The applications truly dictate what ink is used. Northup says questions need to be asked and answered like “are they going to be using the ink for applications that require flexibility such as car wraps or banners or primarily printing on rigid substrates such as aluminum composite material panels where adhesion is key?”
Furthermore, he explains that “point of purchase applications require large color gamuts and glossy finishes to meet branding requirements. Safety and exterior wayfinding signage need durability and chemical resistance. Due to the chemistry of UV ink, it may not be possible to get all of these properties in a single ink. For instance, to get better adhesion you might have to compromise on color gamut so you need to understand the top applications where the ink will be used.”
“It is important to consider the applications and potential clients a print provider is looking to serve; depending on the end use, it is important to consider every facet. For example, some clients require UL GREENGUARD certification, such as hospitals or schools,” agrees Serafino.
After that, it is of course essential that the ink work with your printer. “Stability and the easy and quick retrieval of the product makes the printer sleep soundly, of course, and if not secondary, a quality ink free of hazardous substances and that does not smell to create a more pleasant and healthy working environment. Another basic point is the written warranty of the manufacturer,” recommends Ronchini.

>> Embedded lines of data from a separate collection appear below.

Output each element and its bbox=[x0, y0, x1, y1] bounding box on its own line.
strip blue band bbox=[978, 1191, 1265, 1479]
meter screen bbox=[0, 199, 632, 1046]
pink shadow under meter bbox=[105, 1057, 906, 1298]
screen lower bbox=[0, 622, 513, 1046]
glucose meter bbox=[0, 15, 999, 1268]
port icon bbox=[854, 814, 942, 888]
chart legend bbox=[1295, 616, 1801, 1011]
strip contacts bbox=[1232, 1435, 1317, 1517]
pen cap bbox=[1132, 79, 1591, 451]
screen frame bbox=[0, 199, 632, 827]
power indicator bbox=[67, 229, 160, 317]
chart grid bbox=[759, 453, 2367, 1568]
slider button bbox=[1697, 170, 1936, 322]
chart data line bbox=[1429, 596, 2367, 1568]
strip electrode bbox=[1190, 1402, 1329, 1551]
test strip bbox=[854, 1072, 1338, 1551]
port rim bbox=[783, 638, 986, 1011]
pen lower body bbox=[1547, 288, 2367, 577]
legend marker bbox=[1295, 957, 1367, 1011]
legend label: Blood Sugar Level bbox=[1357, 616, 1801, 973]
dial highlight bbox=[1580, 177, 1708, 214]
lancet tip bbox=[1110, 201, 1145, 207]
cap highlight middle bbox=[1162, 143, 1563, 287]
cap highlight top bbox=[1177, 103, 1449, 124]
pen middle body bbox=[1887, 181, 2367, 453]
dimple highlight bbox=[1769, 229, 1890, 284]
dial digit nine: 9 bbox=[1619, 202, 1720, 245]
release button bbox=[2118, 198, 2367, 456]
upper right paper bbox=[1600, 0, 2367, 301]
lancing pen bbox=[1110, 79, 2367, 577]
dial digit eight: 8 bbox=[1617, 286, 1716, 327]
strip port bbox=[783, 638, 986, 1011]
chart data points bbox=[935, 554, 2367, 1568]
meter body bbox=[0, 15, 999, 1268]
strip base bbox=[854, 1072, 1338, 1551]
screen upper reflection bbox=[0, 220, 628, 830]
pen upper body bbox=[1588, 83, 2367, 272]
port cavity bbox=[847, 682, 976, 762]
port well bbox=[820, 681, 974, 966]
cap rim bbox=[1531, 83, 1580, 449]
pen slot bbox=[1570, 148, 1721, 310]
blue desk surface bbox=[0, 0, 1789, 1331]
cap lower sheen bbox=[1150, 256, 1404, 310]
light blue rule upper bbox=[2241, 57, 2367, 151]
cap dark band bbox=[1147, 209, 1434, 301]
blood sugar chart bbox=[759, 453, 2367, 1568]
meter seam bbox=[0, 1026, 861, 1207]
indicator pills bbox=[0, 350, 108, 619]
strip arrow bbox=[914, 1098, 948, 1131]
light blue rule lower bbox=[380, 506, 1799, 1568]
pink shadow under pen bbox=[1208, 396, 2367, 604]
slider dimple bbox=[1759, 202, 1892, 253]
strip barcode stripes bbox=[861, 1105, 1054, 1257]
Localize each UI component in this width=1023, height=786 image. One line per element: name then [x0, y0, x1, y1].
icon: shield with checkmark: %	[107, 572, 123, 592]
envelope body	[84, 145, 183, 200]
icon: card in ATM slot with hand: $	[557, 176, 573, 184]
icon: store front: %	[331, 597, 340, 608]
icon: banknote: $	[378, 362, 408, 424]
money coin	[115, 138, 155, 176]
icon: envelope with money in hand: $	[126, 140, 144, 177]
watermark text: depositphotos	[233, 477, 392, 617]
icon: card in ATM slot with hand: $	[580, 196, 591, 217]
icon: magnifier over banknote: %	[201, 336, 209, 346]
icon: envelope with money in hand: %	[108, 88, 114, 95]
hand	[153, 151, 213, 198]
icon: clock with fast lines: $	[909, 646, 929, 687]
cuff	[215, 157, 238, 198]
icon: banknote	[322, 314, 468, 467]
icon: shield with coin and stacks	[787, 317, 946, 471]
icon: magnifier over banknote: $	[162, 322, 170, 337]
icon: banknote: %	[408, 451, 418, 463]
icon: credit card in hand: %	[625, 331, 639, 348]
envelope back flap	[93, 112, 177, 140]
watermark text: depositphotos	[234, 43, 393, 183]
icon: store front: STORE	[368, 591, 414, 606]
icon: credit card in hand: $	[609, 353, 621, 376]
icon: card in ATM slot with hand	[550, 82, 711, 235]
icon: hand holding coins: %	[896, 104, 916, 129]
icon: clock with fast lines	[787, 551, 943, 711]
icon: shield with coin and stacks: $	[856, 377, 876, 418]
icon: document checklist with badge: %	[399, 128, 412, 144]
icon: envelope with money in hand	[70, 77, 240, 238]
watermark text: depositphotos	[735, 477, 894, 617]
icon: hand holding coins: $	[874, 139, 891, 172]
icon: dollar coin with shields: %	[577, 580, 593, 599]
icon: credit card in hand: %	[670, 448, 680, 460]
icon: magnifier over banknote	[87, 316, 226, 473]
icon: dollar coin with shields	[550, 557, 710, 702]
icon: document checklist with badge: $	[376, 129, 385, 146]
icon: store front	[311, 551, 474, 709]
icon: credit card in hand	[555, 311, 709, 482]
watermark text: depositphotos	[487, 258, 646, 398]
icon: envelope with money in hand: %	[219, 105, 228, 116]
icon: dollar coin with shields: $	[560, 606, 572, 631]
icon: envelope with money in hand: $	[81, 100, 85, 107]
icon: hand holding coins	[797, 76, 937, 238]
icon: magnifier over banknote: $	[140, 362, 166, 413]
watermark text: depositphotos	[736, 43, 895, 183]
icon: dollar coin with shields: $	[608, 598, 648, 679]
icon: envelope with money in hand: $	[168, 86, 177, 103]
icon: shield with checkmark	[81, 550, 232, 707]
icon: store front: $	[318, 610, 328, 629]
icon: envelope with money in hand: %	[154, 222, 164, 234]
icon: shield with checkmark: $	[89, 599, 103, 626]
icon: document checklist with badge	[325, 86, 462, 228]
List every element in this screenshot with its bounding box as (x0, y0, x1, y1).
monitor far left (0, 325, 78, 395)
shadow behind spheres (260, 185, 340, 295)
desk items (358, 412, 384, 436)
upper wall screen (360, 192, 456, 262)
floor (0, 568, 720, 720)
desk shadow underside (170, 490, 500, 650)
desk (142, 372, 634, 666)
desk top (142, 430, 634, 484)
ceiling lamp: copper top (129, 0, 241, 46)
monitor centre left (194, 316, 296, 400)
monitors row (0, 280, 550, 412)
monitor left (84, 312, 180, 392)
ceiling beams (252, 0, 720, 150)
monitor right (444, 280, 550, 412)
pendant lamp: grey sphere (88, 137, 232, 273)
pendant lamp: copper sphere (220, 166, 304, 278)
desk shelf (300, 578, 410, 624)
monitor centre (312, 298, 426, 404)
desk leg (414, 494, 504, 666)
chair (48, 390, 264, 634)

“Print providers should evaluate their key properties. While for one customer the adhesion on their key material may be the most important factor, resistance against chemicals or mechanical wear is much more important for another. The UV ink should cover most or all of these. Properties to consider are adhesion, blocking, flexibility, resistance, and health aspects. UV inks should contain as little hazardous substances as possible,” suggest Baumgartner and Eicher.
The functional performance of the ink is critical. “Ink performance will vary in terms of adhesion to the media, adhesion to other substances/inks, curing/drying performance, mechanical durability, chemical susceptibility, elongation, embrittlement, gloss uniformity, gloss variability, odor, and compatibility with coatings if desired. Some inks have remarkably poor performance in one or more of these areas,” cautions Edwards.
UV ink—whether traditional or LED—is popular for a number of reasons. As with anything, continued improvements mean a better product. Higher viscosities, wider color gamuts, and richer colors are all characteristics being tweaked and improved upon to offer print providers the utmost in quality when it comes to achieving exactly what their customers desire.